Since the role of HIF-2α in the maintenance of chondrocytes remains ambiguous while the chondroprotective role of HIF-1α is clear, HIF-1α has become the more obvious target of intervention in OA treatment. Evidence from the studies mentioned above emphasized the stabilization of HIF-1α as a key point to protect the articular cartilage from OA destruction. Thus, in addition to hypoxic intervention, a PHD inhibitor such as DMOG or its analog 2-oxoglutarate may be used together to alleviate OA. However, a study that used both DMOG and 2-oxoglutarate in cultures of hypoxic human chondrocytes revealed an adverse effect of treatment with the 2-oxoglutarate, whereby the secretion of type II collagen was halted [73]. This suggests the specificity of DMOG in regulating osteoarthritis. DMOG was found to have increased HIF-1α expression, activated autophagy, inhibited mitochondrial dysfunction and protected chondrocytes against apoptosis. The treatment of OA mice with DMOG was also found to have ameliorated OA development [46]. Therefore, the PHD inhibitor can be used as a supplement to hypoxic treatment to manage OA in a more effective way.

6. Concluding Remarks and Future Prospective

OA is associated with inflammation of the joints caused by the accumulation of pro-inflammatory mediators and an imbalanced redox state in chondrocytes due to excessive production of NO and ROS. This imbalance can be corrected through hypoxic treatment. By reviewing different experimental models used in studies related to the hypoxic treatment of OA, the mechanisms of hypoxic regulation in articular cartilage can be understood. With this understanding of hypoxic regulation mechanisms, effective therapeutic strategies may be devised to treat OA. In this review, the stabilization of HIF-1α appears to be the key point in hypoxic regulation. Therefore, PHD inhibitors such as DMOG may be used in combination with hypoxic interventions to treat OA. Furthermore, with an understanding on the characteristics of different types of experimental models, a suitable model can be selected depending on the purpose of the research.
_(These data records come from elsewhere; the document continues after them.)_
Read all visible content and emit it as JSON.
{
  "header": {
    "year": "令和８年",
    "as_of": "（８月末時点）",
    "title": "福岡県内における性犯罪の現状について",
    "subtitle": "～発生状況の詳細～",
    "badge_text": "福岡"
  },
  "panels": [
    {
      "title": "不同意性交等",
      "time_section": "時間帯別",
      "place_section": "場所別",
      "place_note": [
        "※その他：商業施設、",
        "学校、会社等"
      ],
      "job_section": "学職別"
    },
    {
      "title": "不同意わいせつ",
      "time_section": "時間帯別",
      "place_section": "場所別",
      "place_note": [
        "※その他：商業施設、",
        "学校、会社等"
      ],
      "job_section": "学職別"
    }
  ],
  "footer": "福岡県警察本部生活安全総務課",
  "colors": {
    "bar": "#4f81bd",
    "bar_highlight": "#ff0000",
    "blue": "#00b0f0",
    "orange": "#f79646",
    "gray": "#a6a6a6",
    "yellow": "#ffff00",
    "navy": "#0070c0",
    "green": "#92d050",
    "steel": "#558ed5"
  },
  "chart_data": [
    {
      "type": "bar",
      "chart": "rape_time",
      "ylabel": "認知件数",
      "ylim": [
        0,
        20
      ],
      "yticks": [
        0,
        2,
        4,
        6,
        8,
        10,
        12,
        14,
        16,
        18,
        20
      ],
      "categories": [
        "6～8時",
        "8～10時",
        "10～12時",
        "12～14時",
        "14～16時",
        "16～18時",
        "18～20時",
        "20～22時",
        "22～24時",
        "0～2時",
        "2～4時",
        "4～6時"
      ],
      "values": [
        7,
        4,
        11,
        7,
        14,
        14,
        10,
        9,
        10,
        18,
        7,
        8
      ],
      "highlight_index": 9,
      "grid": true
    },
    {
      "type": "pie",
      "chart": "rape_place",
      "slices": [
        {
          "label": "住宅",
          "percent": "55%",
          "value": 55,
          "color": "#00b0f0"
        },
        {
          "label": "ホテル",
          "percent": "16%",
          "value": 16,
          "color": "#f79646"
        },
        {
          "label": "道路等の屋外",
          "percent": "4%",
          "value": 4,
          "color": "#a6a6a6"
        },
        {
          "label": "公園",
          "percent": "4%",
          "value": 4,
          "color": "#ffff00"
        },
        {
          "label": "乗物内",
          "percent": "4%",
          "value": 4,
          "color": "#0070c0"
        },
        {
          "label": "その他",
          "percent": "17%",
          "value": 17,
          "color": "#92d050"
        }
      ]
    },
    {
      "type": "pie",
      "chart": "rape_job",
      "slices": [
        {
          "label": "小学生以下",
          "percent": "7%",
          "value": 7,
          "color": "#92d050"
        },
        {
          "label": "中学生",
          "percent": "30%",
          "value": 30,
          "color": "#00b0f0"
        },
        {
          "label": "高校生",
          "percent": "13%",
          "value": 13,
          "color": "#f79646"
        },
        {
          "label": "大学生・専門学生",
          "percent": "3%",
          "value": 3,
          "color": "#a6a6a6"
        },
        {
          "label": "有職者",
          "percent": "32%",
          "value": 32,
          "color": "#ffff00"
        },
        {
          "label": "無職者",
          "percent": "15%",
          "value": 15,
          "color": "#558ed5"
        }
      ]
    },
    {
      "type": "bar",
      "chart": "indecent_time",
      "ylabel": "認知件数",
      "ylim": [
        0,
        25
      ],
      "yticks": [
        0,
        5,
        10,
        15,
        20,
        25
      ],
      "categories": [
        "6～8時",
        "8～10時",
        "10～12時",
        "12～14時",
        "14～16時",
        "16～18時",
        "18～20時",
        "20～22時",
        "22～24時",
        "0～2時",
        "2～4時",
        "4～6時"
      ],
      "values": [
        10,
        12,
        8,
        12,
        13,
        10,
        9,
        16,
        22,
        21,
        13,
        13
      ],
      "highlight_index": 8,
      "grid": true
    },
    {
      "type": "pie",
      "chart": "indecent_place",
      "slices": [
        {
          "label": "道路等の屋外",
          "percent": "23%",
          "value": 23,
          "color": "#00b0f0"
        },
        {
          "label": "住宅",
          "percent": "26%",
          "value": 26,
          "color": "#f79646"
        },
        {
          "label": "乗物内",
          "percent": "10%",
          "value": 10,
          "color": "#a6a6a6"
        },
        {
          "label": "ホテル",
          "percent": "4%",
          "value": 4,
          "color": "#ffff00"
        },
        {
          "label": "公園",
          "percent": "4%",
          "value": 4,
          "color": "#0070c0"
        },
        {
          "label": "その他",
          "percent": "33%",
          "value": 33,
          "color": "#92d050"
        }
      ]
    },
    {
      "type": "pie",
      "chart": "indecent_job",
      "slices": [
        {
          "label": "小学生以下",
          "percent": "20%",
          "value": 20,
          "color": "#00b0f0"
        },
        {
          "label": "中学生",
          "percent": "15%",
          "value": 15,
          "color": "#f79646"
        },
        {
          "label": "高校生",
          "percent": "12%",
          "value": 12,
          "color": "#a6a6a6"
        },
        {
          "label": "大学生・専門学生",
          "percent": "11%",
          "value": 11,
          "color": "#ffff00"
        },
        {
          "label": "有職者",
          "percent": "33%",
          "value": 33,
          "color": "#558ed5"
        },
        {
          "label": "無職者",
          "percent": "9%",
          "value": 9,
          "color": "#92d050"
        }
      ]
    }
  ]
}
In the future, a focus should be placed on researching the stabilization of HIF-1α through the use of PHD inhibitor. Research on the stabilization of HIF-1α should be carried out in different models to find out how this condition can be translated into actual clinical trials in OA patients. Moreover, the safety and efficacy of the PHD inhibitor should also be examined before being used for OA treatment.